Ces nouvelles répandirent l’effroi dans Prague, et les magistrats résolurent d’envoyer à Ziska pour lui proposer un accommodement ; mais les seigneurs calixtins s’y opposèrent, et se firent fort de vaincre le redoutable aveugle. Il était plus facile de s’en vanter que de le faire.

Ziska fit, aussitôt après, une campagne en Moravie, pour seconder Procope contre l’évêque de fer. La seule approche de l’armée taborite mit en fuite l’archiduc Albert ; et Sigismond, qui le suivait pour assister à ses triomphes, partagea la honte de sa retraite. Jean de fer tint bon ; mais il ne put empêcher Jean Ziska de lui prendre quelques places et d’attirer dans son parti un grand nombre de seigneurs hussites de la Moravie.

Ziska ne s’arrêta pas longtemps dans cette contrée : son système était de dévaster et d’épouvanter, non de conquérir. Il laissa Procope aux prises avec l’évêque, et pénétra au cœur de l’Autriche, où il porta l’effroi et la ruine jusqu’aux rives du Danube. L’archiduc, ayant marché sur lui, ne le trouva plus. Ziska ne risquait jamais inutilement une bataille. Ennemi rapide, audacieux et insaisissable, la promptitude de ses résolutions le conduisait là où on l’attendait le moins, et le faisait disparaître, comme par magie, des lieux où on croyait l’atteindre. Il lui suffisait de marquer sa course par des ruines, et cette manière d’affaiblir l’ennemi était la plus sûre pour gagner du temps et ralentir l’effort de l’invasion.

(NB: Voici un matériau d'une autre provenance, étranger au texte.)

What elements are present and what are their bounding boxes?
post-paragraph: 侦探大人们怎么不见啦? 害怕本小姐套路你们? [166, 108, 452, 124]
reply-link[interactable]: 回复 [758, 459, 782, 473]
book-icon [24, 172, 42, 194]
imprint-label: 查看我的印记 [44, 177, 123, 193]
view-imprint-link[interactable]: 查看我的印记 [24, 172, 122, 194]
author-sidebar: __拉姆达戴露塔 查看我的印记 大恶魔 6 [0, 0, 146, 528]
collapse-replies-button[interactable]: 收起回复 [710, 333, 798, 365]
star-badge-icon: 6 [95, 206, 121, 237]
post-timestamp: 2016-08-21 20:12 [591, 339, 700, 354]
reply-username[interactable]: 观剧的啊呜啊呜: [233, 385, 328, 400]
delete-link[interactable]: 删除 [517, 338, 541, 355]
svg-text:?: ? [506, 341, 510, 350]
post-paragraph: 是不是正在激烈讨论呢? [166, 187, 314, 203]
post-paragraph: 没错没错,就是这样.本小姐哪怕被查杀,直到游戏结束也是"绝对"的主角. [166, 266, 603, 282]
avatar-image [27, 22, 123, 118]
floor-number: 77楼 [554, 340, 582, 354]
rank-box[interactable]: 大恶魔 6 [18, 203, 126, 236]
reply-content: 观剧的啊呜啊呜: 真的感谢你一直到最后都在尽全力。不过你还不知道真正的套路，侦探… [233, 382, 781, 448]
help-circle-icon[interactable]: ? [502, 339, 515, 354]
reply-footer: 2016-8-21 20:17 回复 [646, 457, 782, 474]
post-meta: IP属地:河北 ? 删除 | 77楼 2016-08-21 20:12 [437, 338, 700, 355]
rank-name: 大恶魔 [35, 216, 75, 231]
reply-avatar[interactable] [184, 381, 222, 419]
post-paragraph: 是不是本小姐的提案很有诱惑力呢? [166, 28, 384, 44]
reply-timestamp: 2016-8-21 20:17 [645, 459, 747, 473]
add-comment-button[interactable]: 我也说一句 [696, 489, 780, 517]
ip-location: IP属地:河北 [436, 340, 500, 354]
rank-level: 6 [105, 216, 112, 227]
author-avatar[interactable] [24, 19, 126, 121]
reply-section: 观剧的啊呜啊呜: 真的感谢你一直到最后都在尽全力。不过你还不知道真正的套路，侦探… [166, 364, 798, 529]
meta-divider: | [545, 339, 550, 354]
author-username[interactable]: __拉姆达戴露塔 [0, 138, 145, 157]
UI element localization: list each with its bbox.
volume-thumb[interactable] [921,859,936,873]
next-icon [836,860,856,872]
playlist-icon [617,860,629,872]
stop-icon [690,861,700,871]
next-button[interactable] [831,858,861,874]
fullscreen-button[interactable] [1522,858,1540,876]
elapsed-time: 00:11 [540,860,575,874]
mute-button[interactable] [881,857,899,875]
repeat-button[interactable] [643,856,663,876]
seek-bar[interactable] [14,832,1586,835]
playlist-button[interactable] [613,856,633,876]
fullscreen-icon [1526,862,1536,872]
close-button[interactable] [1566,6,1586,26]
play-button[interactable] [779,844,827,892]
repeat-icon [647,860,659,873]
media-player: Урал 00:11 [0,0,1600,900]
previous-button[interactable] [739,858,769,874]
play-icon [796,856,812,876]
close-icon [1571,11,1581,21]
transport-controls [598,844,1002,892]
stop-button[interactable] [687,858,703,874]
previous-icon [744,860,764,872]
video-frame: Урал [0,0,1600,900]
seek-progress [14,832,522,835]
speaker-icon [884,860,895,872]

Tandis qu’on le cherchait vers le Danube, il était déjà retourné en Moravie, et y prenait des forteresses. À Cremzir, il fut forcé d’en venir aux mains avec Jean de fer ; c’était un adversaire digne de lui. Attaqué à l’improviste, au milieu de la nuit, soit que la situation fût grave, soit que Ziska commençât à douter de son étoile, on rapporte qu’il fut épouvanté, et que sans Procope il eût été défait pour la première fois ; mais Procope, blessé au visage, baissa la visière de son casque pour cacher son sang, et, entouré de la troupe d’élite qu’on appelait la cohorte fraternelle, fit des prodiges de valeur. Il se jeta dans la mêlée avec tant de furie, que Ziska, craignant qu’il ne s’engageât trop avant, fut forcé de réprimer son ardeur ; puis il retrancha son armée derrière les chariots, et feignit d’attendre le jour pour recommencer le combat. L’évêque, s’étant retiré à Olmutz, et comptant sur un renfort d’Autrichiens pour le lendemain, ne s’inquiéta pas davantage cette nuit-là. Mais, au point du jour, Ziska avait fait plier bagage : averti par des espions diligents de l’approche des Autrichiens, il était reparti pour la Bohême, ravageant, tuant et brûlant tout sur les terres de l’évêque et dans le pays morave.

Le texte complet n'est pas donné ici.